Despite allegations that they were caught on tape accepting cash, four Philadelphia Democratic legislators breezed to reelection Tuesday.

Three of the four implicated in a "sting" investigation had no opposition in the general election. The fourth faced only a candidate from the Green Party.

The four - State Reps. Vanessa L. Brown, Michelle Brownlee, Louise Bishop, and Ronald G. Waters - accepted money in 2010 and 2011 from an undercover operative in a sting investigation run by the state Attorney General's Office, according to sources and investigative documents. The four and their lawyers have either declined to comment or have said they did not do anything wrong.
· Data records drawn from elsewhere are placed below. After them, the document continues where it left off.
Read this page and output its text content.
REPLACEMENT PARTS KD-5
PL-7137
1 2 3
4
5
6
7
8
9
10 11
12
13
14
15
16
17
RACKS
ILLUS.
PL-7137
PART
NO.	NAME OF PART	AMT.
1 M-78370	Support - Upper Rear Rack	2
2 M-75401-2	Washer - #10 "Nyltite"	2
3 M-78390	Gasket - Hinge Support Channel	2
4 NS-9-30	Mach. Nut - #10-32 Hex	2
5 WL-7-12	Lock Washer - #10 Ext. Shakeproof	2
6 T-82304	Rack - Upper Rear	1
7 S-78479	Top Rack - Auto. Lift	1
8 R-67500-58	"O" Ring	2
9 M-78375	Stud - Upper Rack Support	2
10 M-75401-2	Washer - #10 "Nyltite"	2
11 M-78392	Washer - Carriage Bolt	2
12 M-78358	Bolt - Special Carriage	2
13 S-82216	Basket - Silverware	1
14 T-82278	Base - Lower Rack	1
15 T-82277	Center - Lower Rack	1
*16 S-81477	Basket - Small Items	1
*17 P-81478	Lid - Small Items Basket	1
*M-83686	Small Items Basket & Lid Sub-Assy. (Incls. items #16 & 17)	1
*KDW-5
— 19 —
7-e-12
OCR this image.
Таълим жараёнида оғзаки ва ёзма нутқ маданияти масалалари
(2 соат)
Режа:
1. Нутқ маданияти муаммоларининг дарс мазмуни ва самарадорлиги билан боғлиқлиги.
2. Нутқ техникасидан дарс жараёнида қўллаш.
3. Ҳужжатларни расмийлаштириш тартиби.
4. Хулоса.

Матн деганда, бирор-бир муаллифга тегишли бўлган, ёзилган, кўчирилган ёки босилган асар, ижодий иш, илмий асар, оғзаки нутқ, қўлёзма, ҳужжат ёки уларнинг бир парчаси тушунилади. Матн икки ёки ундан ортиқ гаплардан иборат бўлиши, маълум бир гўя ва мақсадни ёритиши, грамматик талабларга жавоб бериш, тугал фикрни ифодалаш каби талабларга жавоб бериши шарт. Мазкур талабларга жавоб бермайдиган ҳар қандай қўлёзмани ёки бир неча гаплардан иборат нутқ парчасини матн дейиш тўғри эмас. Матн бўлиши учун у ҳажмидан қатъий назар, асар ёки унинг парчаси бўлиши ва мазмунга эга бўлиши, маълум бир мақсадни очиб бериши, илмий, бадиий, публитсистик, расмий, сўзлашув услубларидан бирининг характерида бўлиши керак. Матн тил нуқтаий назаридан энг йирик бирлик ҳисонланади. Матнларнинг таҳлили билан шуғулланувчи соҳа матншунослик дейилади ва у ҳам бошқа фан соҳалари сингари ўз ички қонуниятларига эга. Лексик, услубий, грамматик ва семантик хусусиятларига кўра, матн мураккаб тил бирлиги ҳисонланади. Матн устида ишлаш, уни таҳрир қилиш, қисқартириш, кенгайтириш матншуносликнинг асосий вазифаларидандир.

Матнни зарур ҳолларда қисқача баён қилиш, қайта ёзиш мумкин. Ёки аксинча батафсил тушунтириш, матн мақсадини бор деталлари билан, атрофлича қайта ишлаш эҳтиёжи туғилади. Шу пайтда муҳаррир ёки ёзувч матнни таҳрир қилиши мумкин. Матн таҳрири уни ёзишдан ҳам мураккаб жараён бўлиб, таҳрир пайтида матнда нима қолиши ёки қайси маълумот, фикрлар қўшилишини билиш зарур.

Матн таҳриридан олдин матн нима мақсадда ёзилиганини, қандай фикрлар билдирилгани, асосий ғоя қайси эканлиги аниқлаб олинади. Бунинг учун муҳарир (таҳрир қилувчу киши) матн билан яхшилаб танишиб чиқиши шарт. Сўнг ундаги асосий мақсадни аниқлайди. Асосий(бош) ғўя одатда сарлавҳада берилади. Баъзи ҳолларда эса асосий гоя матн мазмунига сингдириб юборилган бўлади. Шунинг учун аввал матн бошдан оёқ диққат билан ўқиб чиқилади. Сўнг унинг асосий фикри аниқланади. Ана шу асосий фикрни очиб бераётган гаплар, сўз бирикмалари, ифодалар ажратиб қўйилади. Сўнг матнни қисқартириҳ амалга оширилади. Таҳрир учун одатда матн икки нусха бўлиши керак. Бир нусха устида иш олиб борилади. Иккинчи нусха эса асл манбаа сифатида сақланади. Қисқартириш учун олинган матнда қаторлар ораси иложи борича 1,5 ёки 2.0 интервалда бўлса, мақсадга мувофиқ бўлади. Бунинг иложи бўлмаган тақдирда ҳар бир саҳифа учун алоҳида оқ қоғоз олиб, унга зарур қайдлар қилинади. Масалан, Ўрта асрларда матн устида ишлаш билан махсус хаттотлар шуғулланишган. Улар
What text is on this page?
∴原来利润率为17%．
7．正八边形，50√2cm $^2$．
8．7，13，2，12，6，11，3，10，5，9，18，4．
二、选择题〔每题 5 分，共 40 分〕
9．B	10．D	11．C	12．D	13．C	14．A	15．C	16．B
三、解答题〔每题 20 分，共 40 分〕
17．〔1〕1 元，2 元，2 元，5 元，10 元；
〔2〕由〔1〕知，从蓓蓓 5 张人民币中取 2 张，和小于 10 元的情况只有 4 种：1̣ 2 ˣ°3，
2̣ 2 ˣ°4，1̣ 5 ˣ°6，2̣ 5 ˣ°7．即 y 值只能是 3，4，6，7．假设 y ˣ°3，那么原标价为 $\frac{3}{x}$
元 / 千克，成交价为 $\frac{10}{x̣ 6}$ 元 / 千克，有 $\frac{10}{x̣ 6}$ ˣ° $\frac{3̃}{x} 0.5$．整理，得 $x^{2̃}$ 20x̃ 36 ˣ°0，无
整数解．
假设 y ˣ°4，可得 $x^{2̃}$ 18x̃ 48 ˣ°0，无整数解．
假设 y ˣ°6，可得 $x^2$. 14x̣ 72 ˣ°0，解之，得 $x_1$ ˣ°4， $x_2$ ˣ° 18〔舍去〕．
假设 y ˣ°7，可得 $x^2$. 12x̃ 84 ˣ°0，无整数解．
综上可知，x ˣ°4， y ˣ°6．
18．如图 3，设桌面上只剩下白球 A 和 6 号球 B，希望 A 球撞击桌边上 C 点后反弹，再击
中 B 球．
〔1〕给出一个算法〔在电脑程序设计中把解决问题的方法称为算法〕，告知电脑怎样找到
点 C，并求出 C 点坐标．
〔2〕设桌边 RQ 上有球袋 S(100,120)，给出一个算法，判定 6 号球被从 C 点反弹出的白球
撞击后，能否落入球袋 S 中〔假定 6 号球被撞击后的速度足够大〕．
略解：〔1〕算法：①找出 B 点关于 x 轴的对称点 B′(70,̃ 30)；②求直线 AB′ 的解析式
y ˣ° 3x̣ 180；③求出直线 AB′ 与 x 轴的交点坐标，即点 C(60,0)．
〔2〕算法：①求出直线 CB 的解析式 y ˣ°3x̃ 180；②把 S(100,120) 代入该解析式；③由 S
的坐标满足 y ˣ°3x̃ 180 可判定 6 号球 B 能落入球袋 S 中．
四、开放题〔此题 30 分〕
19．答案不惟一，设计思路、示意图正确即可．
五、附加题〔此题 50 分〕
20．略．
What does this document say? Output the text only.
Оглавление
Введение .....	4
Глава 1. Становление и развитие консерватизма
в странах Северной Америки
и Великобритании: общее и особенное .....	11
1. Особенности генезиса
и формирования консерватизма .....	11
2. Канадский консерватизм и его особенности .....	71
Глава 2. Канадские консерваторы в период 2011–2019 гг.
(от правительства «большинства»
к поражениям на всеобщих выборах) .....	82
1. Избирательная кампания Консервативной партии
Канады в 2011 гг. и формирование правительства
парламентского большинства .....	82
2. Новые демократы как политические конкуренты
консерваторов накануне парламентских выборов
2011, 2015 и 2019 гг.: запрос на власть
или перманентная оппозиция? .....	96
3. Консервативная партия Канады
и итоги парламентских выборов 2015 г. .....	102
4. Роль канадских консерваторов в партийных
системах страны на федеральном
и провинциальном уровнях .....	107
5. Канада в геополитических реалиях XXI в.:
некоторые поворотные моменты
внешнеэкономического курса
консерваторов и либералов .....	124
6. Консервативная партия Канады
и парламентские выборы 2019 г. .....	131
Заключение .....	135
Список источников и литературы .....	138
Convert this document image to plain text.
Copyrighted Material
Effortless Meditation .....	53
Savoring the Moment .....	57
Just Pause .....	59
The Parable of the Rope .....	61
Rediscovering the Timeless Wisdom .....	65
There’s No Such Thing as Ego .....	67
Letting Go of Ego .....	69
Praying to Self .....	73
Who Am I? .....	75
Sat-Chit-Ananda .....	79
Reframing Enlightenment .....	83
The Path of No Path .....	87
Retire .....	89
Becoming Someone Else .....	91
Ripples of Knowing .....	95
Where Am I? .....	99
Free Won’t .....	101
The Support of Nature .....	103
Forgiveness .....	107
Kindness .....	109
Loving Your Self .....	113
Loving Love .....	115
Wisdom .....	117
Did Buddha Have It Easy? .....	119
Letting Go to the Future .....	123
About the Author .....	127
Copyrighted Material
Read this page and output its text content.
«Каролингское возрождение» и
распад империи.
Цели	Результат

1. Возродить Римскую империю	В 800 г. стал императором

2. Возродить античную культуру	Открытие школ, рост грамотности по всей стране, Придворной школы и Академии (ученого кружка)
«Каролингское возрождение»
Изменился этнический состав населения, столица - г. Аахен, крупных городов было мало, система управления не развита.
Brown was the only one with an opponent: Green Party Chairman Glen David. She swamped him, winning by a better than 9-1 ratio. She was also the only one of the group to face opposition in the spring Democratic primary, in which she soundly defeated two opponents.

The probe was inherited by Attorney General Kathleen G. Kane, who shut it down last year as poorly managed.

After The Inquirer broke the news of Kane's decision earlier this year, Philadelphia District Attorney Seth Williams reopened the case.

Last month, he brought bribery and conflict of interest charges against former Traffic Court Judge Thomasine Tynes, the fifth Democrat implicated in the sting. Prosecutors say Tynes accepted a $2,000 Tiffany bracelet from a lobbyist who was seeking a contract from the court.

The lobbyist, Tyron B. Ali, was working undercover for law enforcement officials and taped Tynes as she accepted the gift, prosecutors say. Through her lawyer, Tynes has said she did nothing wrong.